Likely Defense: “The boy was becoming a major threat to the Lannister dominion” ::evil eye stare:: “… of the Iron Throne. And the Lannister name itself. He had to be taken care of.”

Olenna Tyrell (Diana Rigg)


Known Aliases: The Queen of Barbs

Why she could have done it: Sure, she may look like a harmless, tottering old woman — but Olenna Tyrell, the mother of Mace Tyrell (the current Lord of Highgarden) and grandmother to Margaery and Ser Loras Tyrell, is no pushover. As for why she might have done it? She’s known about Joffrey’s vile demeanor ever since she questioned Sansa Stark about him in Season 3 episode “Dark Wing, Dark Words,” and likely doesn’t want her granddaughter paired with such a monster… even if it means Margaery becoming Queen and the Tyrells securing a substantial upgrade in power.

More Evidence: She shoos her son away after Joffrey and Margaery’s wedding ceremony and says “Not now Mace, I’m talking to Lord Tywin.” As in, “I’m talking business right now, son. Let the grown-ups talk.” (A shining example of who really wears the pants in the Tyrell household.)

She also asks Sansa Stark “What kind of monster would murder a man at his wedding?” after extending her condolences for Sansa’s brother, Robb. Do you like foreshadowing, kids?

Alibi: Her granddaughter Margaery would have been queen; why give up that sort of power hours before the act had been consummated?

Other Suspects:

Petyr Baelish (Aidan Gillen)


Known Aliases: Littlefinger

I know what you’re thinking. “But Baelish wasn’t even at the wedding.”


That doesn’t discount the man from having a hand in the murder because… well, he’s Littlefinger. Wherever there’s weakness to be exploited and dreams to be dashed, you have to at least consider Littlefinger for having had a finger in the proverbial cookie jar. You can bet that someone at King’s Landing right now is acting on Littlefinger’s behalf; and we’ll soon find out how important that is in the upcoming episodes.

Sansa Stark (Sophie Turner)


Ser Dontos did seem really eager to cart her ass out of King’s Landing in the previews for next week’s episode. Could it be Dontos is predicting the fallout that will hit Sansa on account of her husband Tyrion being the main suspect right off the bat or could she have played a bigger part in the deed herself?

Then again, Sansa hasn’t shown us any evidence of being capable of murder or betrayal. Even someone who put her through absolute torment like Joffrey. Still, having your entire family systematically butchered and then having the fact rubbed in your face at every opportunity can make a gal pretty resentful.

Likely Defense: “He was so wicked” x 100.

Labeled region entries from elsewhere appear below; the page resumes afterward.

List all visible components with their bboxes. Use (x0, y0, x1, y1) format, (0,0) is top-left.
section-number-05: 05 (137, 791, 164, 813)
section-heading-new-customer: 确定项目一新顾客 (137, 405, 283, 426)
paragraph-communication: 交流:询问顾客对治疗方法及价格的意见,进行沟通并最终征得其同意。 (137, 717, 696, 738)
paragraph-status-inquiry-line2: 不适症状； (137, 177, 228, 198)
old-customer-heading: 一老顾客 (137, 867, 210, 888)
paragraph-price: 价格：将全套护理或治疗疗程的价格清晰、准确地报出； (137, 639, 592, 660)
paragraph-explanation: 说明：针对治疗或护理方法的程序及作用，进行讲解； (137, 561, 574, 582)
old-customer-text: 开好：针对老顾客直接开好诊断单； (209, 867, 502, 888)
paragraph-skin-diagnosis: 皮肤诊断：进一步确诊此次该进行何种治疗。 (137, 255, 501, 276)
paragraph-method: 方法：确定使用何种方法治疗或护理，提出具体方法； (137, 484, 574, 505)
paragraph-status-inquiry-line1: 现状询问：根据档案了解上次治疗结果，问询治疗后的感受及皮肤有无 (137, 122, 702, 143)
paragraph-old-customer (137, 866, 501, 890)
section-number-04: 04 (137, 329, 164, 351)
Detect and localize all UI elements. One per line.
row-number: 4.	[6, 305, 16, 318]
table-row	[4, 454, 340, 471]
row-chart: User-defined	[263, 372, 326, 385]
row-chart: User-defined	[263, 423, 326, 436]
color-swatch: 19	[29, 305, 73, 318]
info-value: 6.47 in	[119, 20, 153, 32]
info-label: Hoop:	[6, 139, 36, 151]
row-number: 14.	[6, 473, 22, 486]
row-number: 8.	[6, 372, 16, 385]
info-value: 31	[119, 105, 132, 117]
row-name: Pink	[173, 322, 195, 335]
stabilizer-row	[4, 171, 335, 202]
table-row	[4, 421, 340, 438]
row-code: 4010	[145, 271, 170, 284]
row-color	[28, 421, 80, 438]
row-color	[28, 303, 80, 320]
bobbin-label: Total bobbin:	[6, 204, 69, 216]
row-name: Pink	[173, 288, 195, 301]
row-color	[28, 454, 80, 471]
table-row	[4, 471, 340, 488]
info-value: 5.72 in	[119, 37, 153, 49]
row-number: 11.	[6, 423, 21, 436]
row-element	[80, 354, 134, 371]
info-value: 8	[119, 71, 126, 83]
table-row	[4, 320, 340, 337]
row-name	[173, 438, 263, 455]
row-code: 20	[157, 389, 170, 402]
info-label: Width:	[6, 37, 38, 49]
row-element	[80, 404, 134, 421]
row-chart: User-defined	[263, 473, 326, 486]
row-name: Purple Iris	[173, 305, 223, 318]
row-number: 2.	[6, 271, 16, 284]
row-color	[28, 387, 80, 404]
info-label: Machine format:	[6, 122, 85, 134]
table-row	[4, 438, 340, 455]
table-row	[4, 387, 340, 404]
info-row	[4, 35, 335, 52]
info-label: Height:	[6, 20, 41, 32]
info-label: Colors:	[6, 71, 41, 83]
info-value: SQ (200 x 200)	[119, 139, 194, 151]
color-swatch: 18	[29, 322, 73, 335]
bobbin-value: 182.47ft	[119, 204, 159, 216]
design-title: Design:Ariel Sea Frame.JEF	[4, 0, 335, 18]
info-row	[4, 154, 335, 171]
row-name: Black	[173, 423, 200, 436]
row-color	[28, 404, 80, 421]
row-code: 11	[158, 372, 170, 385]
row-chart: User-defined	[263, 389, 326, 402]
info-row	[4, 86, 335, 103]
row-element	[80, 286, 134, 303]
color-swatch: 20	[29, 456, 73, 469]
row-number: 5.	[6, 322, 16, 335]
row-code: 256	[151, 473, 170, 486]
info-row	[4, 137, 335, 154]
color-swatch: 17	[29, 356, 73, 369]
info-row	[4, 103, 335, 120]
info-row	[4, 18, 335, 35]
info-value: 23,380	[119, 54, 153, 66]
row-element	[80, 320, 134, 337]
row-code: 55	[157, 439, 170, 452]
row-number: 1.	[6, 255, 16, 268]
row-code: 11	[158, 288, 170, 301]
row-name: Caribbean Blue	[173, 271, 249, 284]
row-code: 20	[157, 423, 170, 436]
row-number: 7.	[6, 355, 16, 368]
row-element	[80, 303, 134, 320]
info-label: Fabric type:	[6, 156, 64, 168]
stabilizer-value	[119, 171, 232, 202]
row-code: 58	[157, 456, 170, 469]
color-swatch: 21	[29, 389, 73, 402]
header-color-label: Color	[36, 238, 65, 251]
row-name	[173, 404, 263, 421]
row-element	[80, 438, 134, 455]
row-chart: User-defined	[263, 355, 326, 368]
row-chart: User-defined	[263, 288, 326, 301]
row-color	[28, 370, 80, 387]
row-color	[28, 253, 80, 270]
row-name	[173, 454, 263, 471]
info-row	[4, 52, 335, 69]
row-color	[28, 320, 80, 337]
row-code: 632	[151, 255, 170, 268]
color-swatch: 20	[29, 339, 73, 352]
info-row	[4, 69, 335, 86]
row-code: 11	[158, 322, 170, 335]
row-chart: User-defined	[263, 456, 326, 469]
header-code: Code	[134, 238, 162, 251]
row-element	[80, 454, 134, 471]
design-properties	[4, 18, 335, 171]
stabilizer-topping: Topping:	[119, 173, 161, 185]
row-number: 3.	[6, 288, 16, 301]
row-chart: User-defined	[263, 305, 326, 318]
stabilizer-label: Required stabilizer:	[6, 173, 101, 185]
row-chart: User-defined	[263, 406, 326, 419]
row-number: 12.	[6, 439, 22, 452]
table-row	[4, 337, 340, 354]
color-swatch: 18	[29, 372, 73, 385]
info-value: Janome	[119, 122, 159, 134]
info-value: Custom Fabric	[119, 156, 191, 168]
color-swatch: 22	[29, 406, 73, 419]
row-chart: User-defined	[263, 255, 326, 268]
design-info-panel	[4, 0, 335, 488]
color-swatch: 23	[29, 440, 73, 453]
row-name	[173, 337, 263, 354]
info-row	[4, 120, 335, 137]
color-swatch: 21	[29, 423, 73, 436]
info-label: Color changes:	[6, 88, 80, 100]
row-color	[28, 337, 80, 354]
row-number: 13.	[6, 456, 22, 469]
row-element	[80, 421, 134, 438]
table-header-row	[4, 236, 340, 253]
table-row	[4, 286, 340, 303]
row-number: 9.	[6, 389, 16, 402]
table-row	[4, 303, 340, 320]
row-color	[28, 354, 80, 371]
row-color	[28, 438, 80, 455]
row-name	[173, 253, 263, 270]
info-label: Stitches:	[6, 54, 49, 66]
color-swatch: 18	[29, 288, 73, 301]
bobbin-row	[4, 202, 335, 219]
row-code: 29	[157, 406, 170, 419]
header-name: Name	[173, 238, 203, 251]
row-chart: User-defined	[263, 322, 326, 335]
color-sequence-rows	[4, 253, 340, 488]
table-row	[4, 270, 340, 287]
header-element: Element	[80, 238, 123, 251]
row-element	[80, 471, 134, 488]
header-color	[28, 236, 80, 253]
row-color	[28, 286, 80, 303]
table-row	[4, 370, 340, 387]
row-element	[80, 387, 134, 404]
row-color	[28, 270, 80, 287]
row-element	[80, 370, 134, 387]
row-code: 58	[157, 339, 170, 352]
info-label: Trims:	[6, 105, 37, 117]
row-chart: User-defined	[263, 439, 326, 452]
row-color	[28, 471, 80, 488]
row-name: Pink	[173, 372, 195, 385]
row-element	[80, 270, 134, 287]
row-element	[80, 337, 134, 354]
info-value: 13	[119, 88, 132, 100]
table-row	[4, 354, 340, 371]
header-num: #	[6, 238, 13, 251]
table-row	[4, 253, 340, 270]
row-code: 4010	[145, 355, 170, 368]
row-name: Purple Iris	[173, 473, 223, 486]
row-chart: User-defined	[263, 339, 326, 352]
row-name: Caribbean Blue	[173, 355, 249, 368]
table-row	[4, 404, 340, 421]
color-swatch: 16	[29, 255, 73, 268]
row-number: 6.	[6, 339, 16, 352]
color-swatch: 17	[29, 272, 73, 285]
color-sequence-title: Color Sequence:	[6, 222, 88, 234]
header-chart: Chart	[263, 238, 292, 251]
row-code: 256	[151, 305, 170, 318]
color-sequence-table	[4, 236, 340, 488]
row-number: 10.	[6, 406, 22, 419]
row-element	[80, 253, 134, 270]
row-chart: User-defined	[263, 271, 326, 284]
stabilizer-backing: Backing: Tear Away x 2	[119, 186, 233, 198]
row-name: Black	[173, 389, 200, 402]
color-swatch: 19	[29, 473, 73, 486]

Oberyn Martell (Pedro Pascal)


Oberyn’s already made it clear he doesn’t like Lannisters. He talked smack to both Tywin and Cersei right in front of their faces and got away with it. (One of the few to do so with impunity thus far.) Could his convenient appearance at Joffrey’s wedding (which he wasn’t technically invited to) be a little too convenient?

Murder Weapon?

Was it the wine that did the sadistic boy king in? Was it the pie (which he remarks as being “dry”?) Was it some other unseen poison that someone slipped inside a goblet of Joffrey’s drink that we didn’t notice?

The Verdict

I think that Tywin Lannister orchestrated the poisoning of Joffrey Baratheon at the Purple Wedding. (Olenna Tyrell was also involved, although to what degree is uncertain. At the least, she certainly talked with Tywin about it and knew it was going to happen.) Olenna’s confidential discussion with Tywin, in addition to bringing up on several occasions that her family is financing much of the Iron Throne’s activities seems too conspicuous to ignore.

Tywin knew that his grandson was a reckless, sadistic maniac unfit for the throne and that his every action only further threatened the Lannister’s position of power.

Non-book readers, who do you think murdered Joffrey Baratheon? Sound off in the comments. And book-readers, be nice and let’s not spoil it for the rest of us, huh?